До самого рассвета пес прослонялся по ближним окрестностям — на глаза не попадался, но, судя по всему, и далеко тоже не отходил. Поутру Лэри тихонько свистнул — и он тут же объявился, белым призраком вынырнув из кустарника. Вид пес имел довольный-предовольный: маленькие глазки прямо-таки излучали добродушие, а увешанный репьями чуть загнутый вверх хвост гордо раскачивался из стороны в сторону. Вот только длинная свалявшаяся шерсть на его морде была основательно перемазана чем-то бурым, подозрительно похожим на засохшую кровь.

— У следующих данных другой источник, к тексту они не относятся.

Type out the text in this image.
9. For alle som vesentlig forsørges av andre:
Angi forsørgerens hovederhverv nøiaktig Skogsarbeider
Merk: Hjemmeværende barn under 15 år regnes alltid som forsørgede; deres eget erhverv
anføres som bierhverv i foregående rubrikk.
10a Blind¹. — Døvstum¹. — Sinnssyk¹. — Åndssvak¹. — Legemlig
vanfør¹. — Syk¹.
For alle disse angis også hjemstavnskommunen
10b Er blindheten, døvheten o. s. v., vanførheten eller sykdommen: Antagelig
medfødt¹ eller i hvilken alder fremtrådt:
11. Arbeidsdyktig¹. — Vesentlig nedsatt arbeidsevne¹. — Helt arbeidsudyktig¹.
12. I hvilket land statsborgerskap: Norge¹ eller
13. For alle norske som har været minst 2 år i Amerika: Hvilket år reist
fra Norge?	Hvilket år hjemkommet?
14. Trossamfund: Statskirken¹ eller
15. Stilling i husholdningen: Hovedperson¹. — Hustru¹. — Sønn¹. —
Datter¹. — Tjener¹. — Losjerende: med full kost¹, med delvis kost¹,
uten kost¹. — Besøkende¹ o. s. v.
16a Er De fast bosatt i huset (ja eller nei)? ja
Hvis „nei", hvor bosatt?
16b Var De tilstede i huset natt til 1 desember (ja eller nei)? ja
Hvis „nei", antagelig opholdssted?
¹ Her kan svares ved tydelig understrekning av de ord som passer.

Глянув на пса, Лэри загадочно хмыкнул, однако ничего не сказал. А тот уселся рядом с хозяином, смачно облизнулся и широко зевнул, показав крупные желтоватые клыки.
Пока куррах волокли к воде, он так и сидел возле погасшего костра — неподвижно, как статуя, не спуская взгляда с суетившихся людей. Но стоило курраху закачаться на волнах — и пса словно расколдовали. Бесшумно, как огромная сова, он сорвался с места и в несколько прыжков долетел до линии прибоя, обдав ледяными брызгами ошеломленного Сигге. В следующий миг пес легко перемахнул через борт курраха, быстро отряхнулся и деловито направился к мачте. Пристроившись позади нее — на том же самом месте, что и вчера — он принялся сосредоточенно, с громким чавканьем вылизывать свою шерсть.
И снова лежали в ладонях Сигге отполированные рукоятки весел, снова сжималась и разжималась в такт гребкам дубленая бычья кожа под ногами, а едва поднявшееся над горизонтом солнце светило ему, сидевшему лицом к корме, прямо в глаза, заставляя щуриться. Исподволь Сигге любовался, как под рассветными лучами отсвечивали красной медью заплетенные в толстые косы волосы Нуалы.